18th of July we remember Saint Camillus de Lellis (1550-1614). Who was he? A soldier, a gambler and a first Red Cross worker.
His mom died when he was young and his father neglected him. He fought in Venetian army against Turks since he was 16; Served in Venetian Army for a number of years. He had a serious gambling problem: when he was 24 he gambled away everything – even his weapons and his shirt! So when his regiment was disbanded, he had nothing - only a wounded leg.
To survive, started working in the Capuchin friary. Despite his gambling and quarrelsome nature, the Capuchins brought out the best in him. One day after a sermon he felt religious conversion.
He became a Capuchin novice but was denied admission because his leg wound was deemed uncurable.
Moved to Rome and started to work in a hospital with incurable patients
His spiritual director and confessor was another great saint Phillip Neri. It was his advise and support that led Camillus to seek Holy Orders and to become a priest.
He was ordained on Pentecost of 1584 by Lord Thomas Goldwell, Bishop of St Asaph, Wales, and the last surviving Catholic bishop of Great Britain.

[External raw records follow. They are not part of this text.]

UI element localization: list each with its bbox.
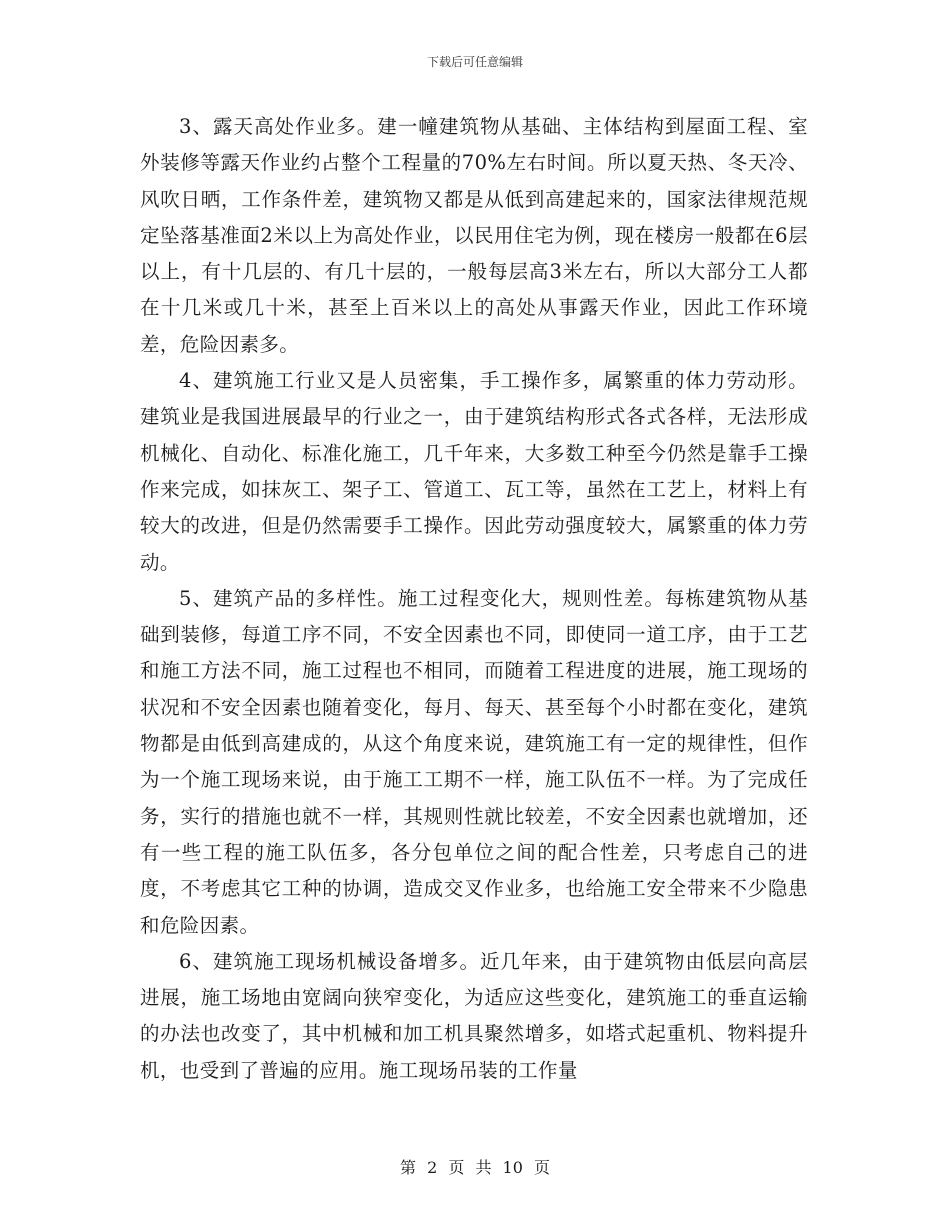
document-body [140, 109, 808, 1089]
paragraph-6: 6、建筑施工现场机械设备增多。近几年来，由于建筑物由低层向高层进展，施工场地由宽阔向狭窄变化，为适应这些变化，建筑施工的垂直运输的办法也改变了，其中机械和加工机具聚然增多，如塔式起重机、物料提升机，也受到了普遍的应用。施工现场吊装的工作量 [140, 949, 808, 1082]
page-footer: 第 2 页 共 10 页 [400, 1158, 550, 1177]
paragraph-3: 3、露天高处作业多。建一幢建筑物从基础、主体结构到屋面工程、室外装修等露天作业约占整个工程量的70%左右时间。所以夏天热、冬天冷、风吹日晒，工作条件差，建筑物又都是从低到高建起来的，国家法律规范规定坠落基准面2米以上为高处作业，以民用住宅为例，现在楼房一般都在6层以上，有十几层的、有几十层的，一般每层高3米左右，所以大部分工人都在十几米或几十米，甚至上百米以上的高处从事露天作业，因此工作环境差，危险因素多。 [140, 115, 808, 356]
paragraph-5: 5、建筑产品的多样性。施工过程变化大，规则性差。每栋建筑物从基础到装修，每道工序不同，不安全因素也不同，即使同一道工序，由于工艺和施工方法不同，施工过程也不相同，而随着工程进度的进展，施工现场的状况和不安全因素也随着变化，每月、每天、甚至每个小时都在变化，建筑物都是由低到高建成的，从这个角度来说，建筑施工有一定的规律性，但作为一个施工现场来说，由于施工工期不一样，施工队伍不一样。为了完成任务，实行的措施也就不一样，其规则性就比较差，不安全因素也就增加，还有一些工程的施工队伍多，各分包单位之间的配合性差，只考虑自己的进度，不考虑其它工种的协调，造成交叉作业多，也给施工安全带来不少隐患和危险因素。 [140, 586, 808, 937]
page-header: 下载后可任意编辑 [426, 55, 523, 69]
paragraph-4: 4、建筑施工行业又是人员密集，手工操作多，属繁重的体力劳动形。建筑业是我国进展最早的行业之一，由于建筑结构形式各式各样，无法形成机械化、自动化、标准化施工，几千年来，大多数工种至今仍然是靠手工操作来完成，如抹灰工、架子工、管道工、瓦工等，虽然在工艺上，材料上有较大的改进，但是仍然需要手工操作。因此劳动强度较大，属繁重的体力劳动。 [140, 369, 808, 574]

De Lellis established the Order of Clerks Regular, Ministers of the Infirm (abbreviated as M.I.), better known as the Camillians. His experience led him to organizing group workers who would assist the wounded soldiers on the battlefield. They wore large red crosses on their cassocks. This was the original Red Cross.

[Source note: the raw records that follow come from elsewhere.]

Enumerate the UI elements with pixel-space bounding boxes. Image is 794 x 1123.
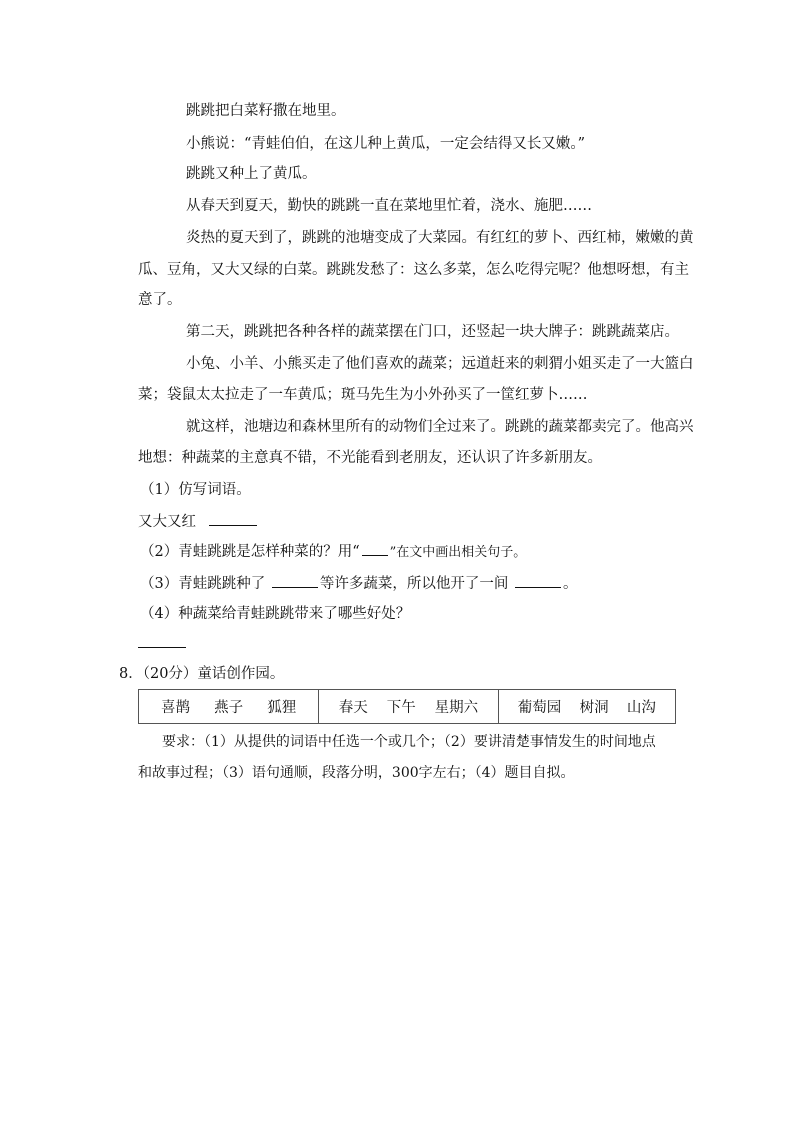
requirements-line-2: 和故事过程；（3）语句通顺，段落分明，300字左右；（4）题目自拟。 bbox=[138, 765, 575, 781]
word-item: 狐狸 bbox=[267, 700, 297, 716]
story-paragraph-5-line-2: 瓜、豆角，又大又绿的白菜。跳跳发愁了：这么多菜，怎么吃得完呢？他想呀想，有主 bbox=[138, 262, 689, 278]
question-2-text-b: ”在文中画出相关句子。 bbox=[389, 545, 527, 560]
word-item: 燕子 bbox=[214, 700, 244, 716]
story-paragraph-5-line-3: 意了。 bbox=[138, 292, 182, 308]
word-item: 春天 bbox=[338, 700, 368, 716]
word-group-times bbox=[318, 690, 497, 723]
word-item: 喜鹊 bbox=[161, 700, 191, 716]
question-1-answer-blank[interactable] bbox=[209, 511, 257, 526]
story-paragraph-7-line-2: 菜；袋鼠太太拉走了一车黄瓜；斑马先生为小外孙买了一筐红萝卜…… bbox=[138, 387, 588, 403]
question-3-text-a: （3）青蛙跳跳种了 bbox=[140, 576, 266, 592]
word-group-places bbox=[498, 690, 675, 723]
question-1-prompt: 又大又红 bbox=[138, 514, 196, 530]
story-paragraph-3: 跳跳又种上了黄瓜。 bbox=[186, 166, 317, 182]
word-bank-table bbox=[138, 689, 676, 724]
question-3 bbox=[140, 573, 680, 594]
word-item: 下午 bbox=[386, 700, 416, 716]
question-1-answer-line bbox=[138, 511, 678, 532]
story-paragraph-4: 从春天到夏天，勤快的跳跳一直在菜地里忙着，浇水、施肥…… bbox=[186, 198, 592, 214]
question-2 bbox=[140, 541, 680, 563]
question-3-answer-blank-2[interactable] bbox=[515, 573, 561, 588]
question-4-answer-blank[interactable] bbox=[138, 633, 186, 648]
word-group-animals bbox=[139, 690, 318, 723]
requirements-line-1: 要求：（1）从提供的词语中任选一个或几个；（2）要讲清楚事情发生的时间地点 bbox=[162, 734, 656, 750]
story-paragraph-8-line-2: 地想：种蔬菜的主意真不错，不光能看到老朋友，还认识了许多新朋友。 bbox=[138, 450, 602, 466]
story-paragraph-8-line-1: 就这样，池塘边和森林里所有的动物们全过来了。跳跳的蔬菜都卖完了。他高兴 bbox=[186, 419, 694, 435]
story-paragraph-6: 第二天，跳跳把各种各样的蔬菜摆在门口，还竖起一块大牌子：跳跳蔬菜店。 bbox=[186, 324, 679, 340]
story-paragraph-1: 跳跳把白菜籽撒在地里。 bbox=[186, 103, 346, 119]
story-paragraph-5-line-1: 炎热的夏天到了，跳跳的池塘变成了大菜园。有红红的萝卜、西红柿，嫩嫩的黄 bbox=[186, 230, 694, 246]
question-8-header: 8．（20分）童话创作园。 bbox=[119, 666, 285, 682]
question-4: （4）种蔬菜给青蛙跳跳带来了哪些好处？ bbox=[140, 606, 411, 622]
question-3-answer-blank-1[interactable] bbox=[272, 573, 318, 588]
word-item: 树洞 bbox=[579, 700, 609, 716]
question-2-underline-sample bbox=[362, 541, 388, 556]
word-item: 星期六 bbox=[434, 700, 479, 716]
question-3-text-b: 等许多蔬菜，所以他开了一间 bbox=[319, 576, 509, 592]
story-paragraph-7-line-1: 小兔、小羊、小熊买走了他们喜欢的蔬菜；远道赶来的刺猬小姐买走了一大篮白 bbox=[186, 356, 694, 372]
word-item: 山沟 bbox=[626, 700, 656, 716]
question-3-text-c: 。 bbox=[562, 576, 578, 592]
word-item: 葡萄园 bbox=[517, 700, 562, 716]
question-2-text-a: （2）青蛙跳跳是怎样种菜的？用“ bbox=[140, 544, 360, 560]
question-4-answer-line bbox=[138, 633, 678, 654]
question-1: （1）仿写词语。 bbox=[140, 482, 251, 498]
story-paragraph-2: 小熊说：“青蛙伯伯，在这儿种上黄瓜，一定会结得又长又嫩。” bbox=[186, 136, 586, 152]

His congregation was also caring for the sick during the Bubonic Plague. The people credited him for ridding of the Rome of the plague and the subsequent famine. Camillus insisted on cleanliness and the technical competence of those who served the sick.

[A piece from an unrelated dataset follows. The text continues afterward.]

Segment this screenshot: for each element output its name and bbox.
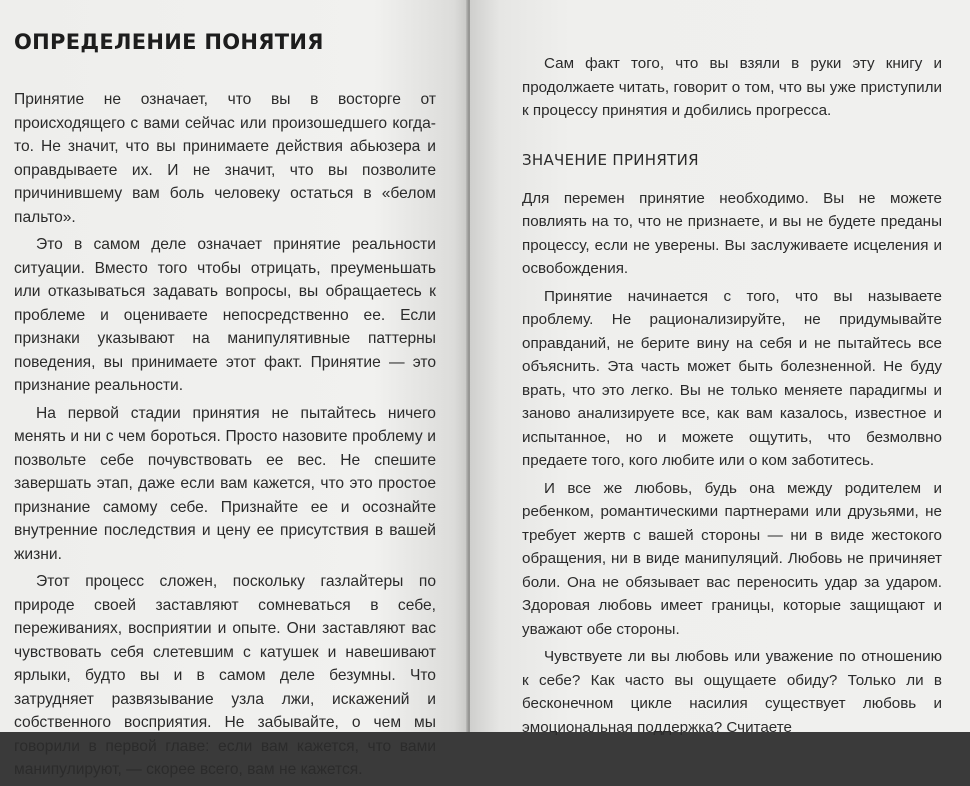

In 1586 Pope Sixtus V gave the group formal recognition as a congregation. Pope Gregory XV raised the Congregation to the status of an Order, equivalent with the mendicant orders, in 1591. Except for the traditional vows of chastity, poverty, and obedience, his order had a vow “to serve the sick, even with danger to one’s own life."
He died 1613. By that time his Order has spread all throughout Italy, even as far as Hungary.